The crown of the severe acute respiratory syndrome coronavirus 2 (SARS-CoV-2) is constituted by its spike (S) glycoprotein. S protein mediates the SARS-CoV-2 entry into the host cells. The "fusion core" of the heptad repeat 1 (HR1) on S plays a crucial role in the virus infectivity, as it is part of a key membrane fusion architecture. While SARS-CoV-2 was becoming a global threat, scientists have been accumulating data on the virus at an impressive pace, both in terms of genomic sequences and of three-dimensional structures. On 15 February 2021, from the SARS-CoV-2 genomic sequences in the GISAID resource, we collected 415,673 complete S protein sequences and identified all the mutations occurring in the HR1 fusion core. This is a 21-residue segment, which, in the post-fusion conformation of the protein, gives many strong interactions with the heptad repeat 2, bringing viral and cellular membranes in proximity for fusion. We investigated the frequency and structural effect of novel mutations accumulated over time in such a crucial region for the virus infectivity. Three mutations were quite frequent, occurring in over 0.1% of the total sequences. These were S929T, D936Y, and S949F, all in the N-terminal half of the HR1 fusion core segment and particularly spread in Europe and USA. The most frequent of them, D936Y, was present in 17% of sequences from Finland and 12% of sequences from Sweden. In the post-fusion conformation of the unmutated S protein, D936 is involved in an inter-monomer salt bridge with R1185. We investigated the effect of the D936Y mutation on the pre-fusion and post-fusion state of the protein by using molecular dynamics, showing how it especially affects the latter one.

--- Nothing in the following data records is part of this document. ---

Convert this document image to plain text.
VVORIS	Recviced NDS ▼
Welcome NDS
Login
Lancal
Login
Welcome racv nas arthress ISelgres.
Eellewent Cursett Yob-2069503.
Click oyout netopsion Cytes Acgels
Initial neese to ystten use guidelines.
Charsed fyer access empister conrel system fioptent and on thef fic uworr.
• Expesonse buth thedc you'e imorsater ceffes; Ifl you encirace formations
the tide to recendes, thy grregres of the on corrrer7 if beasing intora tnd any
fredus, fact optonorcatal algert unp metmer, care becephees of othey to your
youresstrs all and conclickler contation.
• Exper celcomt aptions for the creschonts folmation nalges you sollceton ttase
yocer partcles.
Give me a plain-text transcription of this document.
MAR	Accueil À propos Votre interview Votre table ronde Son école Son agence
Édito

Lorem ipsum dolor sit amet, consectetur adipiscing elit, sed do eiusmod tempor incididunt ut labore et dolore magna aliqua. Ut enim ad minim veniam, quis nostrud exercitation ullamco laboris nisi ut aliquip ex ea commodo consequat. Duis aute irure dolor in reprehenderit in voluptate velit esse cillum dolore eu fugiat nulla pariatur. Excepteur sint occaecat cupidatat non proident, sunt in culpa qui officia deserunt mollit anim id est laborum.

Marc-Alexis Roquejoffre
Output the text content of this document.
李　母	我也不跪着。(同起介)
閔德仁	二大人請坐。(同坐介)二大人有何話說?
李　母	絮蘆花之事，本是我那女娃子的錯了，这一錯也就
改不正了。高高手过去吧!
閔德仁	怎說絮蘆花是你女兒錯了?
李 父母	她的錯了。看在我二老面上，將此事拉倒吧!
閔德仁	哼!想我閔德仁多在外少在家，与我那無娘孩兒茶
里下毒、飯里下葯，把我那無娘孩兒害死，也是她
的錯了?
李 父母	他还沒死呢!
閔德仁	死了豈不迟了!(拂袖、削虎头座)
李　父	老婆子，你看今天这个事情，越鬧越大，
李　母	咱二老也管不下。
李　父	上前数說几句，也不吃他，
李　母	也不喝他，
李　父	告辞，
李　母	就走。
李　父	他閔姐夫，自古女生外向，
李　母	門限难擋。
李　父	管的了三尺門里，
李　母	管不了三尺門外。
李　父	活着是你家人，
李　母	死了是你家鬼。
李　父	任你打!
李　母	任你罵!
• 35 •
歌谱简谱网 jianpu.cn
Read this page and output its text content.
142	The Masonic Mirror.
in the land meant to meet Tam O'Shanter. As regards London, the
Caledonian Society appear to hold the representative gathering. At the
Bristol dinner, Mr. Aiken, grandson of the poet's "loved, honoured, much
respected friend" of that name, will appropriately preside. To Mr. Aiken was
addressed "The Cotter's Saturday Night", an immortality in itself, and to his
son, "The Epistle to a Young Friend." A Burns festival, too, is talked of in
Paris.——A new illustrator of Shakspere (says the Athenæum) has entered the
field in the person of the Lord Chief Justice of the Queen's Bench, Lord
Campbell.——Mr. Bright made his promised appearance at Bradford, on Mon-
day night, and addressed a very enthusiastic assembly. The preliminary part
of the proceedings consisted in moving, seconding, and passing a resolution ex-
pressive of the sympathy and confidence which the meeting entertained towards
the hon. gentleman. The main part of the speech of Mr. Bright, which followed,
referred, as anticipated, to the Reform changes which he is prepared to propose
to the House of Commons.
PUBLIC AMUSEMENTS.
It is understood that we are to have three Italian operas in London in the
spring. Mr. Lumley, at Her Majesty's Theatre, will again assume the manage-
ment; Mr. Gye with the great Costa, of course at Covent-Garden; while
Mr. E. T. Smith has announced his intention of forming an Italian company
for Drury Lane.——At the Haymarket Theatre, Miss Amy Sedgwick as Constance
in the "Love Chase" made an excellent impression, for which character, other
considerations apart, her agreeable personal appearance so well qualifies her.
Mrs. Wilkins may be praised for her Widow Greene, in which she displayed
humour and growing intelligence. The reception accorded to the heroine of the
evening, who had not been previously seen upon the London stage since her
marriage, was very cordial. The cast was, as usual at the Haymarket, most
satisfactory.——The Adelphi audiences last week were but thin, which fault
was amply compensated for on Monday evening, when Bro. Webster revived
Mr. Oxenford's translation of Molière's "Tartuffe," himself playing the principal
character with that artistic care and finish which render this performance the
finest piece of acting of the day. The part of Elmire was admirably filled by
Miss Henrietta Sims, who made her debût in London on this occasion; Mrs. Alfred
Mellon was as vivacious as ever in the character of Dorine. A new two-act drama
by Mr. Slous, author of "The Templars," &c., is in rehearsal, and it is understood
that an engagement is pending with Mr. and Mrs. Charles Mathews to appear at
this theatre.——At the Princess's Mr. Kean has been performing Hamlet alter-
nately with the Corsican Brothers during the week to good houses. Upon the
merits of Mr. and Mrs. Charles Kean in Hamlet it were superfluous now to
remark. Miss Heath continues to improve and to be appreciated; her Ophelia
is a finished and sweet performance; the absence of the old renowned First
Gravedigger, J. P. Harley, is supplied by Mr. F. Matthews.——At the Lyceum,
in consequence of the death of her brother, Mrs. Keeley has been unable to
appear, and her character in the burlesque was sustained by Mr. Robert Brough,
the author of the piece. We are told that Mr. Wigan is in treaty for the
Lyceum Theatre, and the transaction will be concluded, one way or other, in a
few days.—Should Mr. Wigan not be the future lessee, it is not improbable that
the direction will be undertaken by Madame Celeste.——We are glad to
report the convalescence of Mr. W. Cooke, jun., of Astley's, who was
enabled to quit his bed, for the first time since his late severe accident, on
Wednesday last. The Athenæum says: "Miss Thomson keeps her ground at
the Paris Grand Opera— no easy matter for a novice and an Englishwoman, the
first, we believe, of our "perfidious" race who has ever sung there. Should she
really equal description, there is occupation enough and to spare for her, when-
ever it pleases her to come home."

严重急性呼吸综合征冠状病毒 2(SARS-CoV-2)的冠状结构由其刺突(S)糖蛋白构成。S 蛋白介导 SARS-CoV-2 进入宿主细胞。S 上的七肽重复 1(HR1)的“融合核心”在病毒感染力中起着至关重要的作用,因为它是关键膜融合结构的一部分。当 SARS-CoV-2 成为全球威胁时,科学家们以惊人的速度积累了有关该病毒的大量数据,无论是在基因组序列方面还是在三维结构方面。2021 年 2 月 15 日,我们从 GISAID 资源中的 SARS-CoV-2 基因组序列中收集了 415,673 个完整的 S 蛋白序列,并确定了 HR1 融合核心中发生的所有突变。这是一个 21 个残基的片段,在蛋白的融合后构象中,与七肽重复 2 形成许多强相互作用,使病毒和细胞膜接近融合。我们研究了在如此重要的病毒感染性区域中随时间积累的新型突变的频率和结构效应。有三个突变非常频繁,发生在超过总序列的 0.1%。这些突变是 S929T、D936Y 和 S949F,均位于 HR1 融合核心片段的 N 端,特别在欧洲和美国传播。其中最常见的突变,D936Y,出现在芬兰序列的 17%和瑞典序列的 12%中。在未突变的 S 蛋白的融合后构象中,D936 与 R1185 形成单体间盐桥。我们通过使用分子动力学研究了 D936Y 突变对蛋白的预融合和融合后状态的影响,结果表明它特别影响后者。